Speaking after the arrival of the Pui Pui in the Wetland Park, the Hong Kong AFCD Assistant Director Mr Lay Chik-chuen said there was no need for people to rush to the Park to see her, as she was here to stay.

"As a celebrity croc, we believe Pui Pui's exhibition in the Wetland Park will promote public awareness of wetland conservation," he said.

Hong Kong Wetland Park also sells stuffed crocodiles called "Pui Pui" as part of their merchandise.

== Pui Pui's Home ==
On 29 August 2006, she was moved into her landscaped enclosure and can be easily viewed by the public. Pui Pui's Home was designed to provide the reptile with a healthy and comfortable living environment.

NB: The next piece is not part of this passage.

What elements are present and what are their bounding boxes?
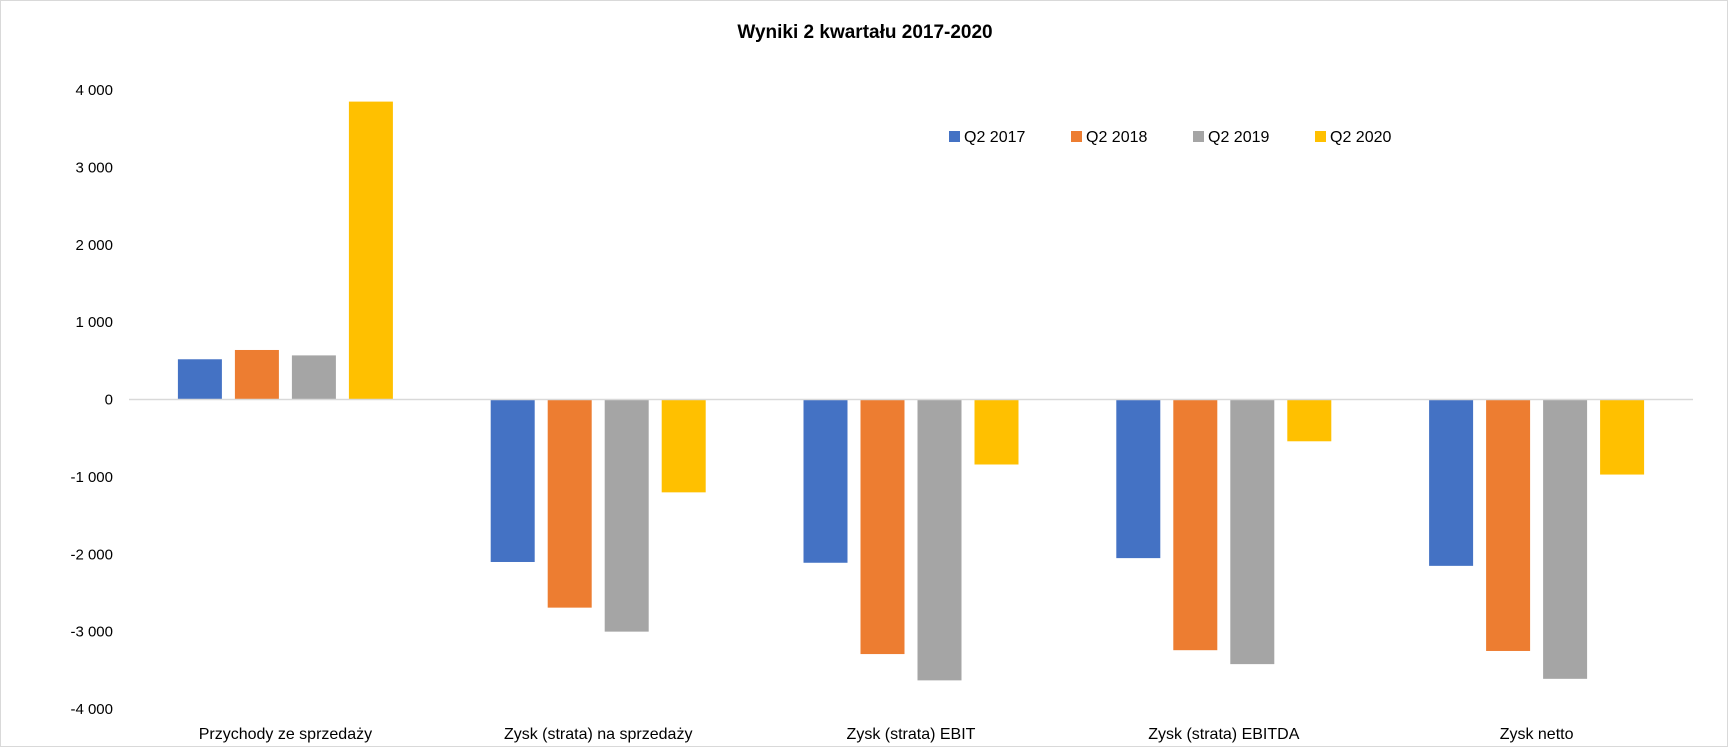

The outdoor enclosure is about 8 by 9 m, of which 70% is pool area. With a maximum depth of one metre, the pool is landscaped with plants to provide sheltered areas, hiding places and basking areas for the reptile. Outdoor facilities include infra-red heaters, a heat pad and a weighing scale. Water in the pool is continuously circulated through a filtration system.

== Age and size ==
Pui Pui was estimated to be about 4 years-old when she was captured in 2004, therefore suggesting that she was born in 2000.

Measuring 1.75 m and weighing 19.5 kg when she moved to her permanent home in August 2006, Pui Pui will grow to three metres when fully matured. The 72-meter^{2} outdoor enclosure in the Hong Kong Wetland Park is designed to accommodate her as she grows larger.

== Popular culture ==
In October 2004, a bilingual children's book "The Crocodile who wanted to be famous", which is based on the life of Pui Pui, was published by Sixth Finger Press and attracted widespread interest in both the Chinese and English media.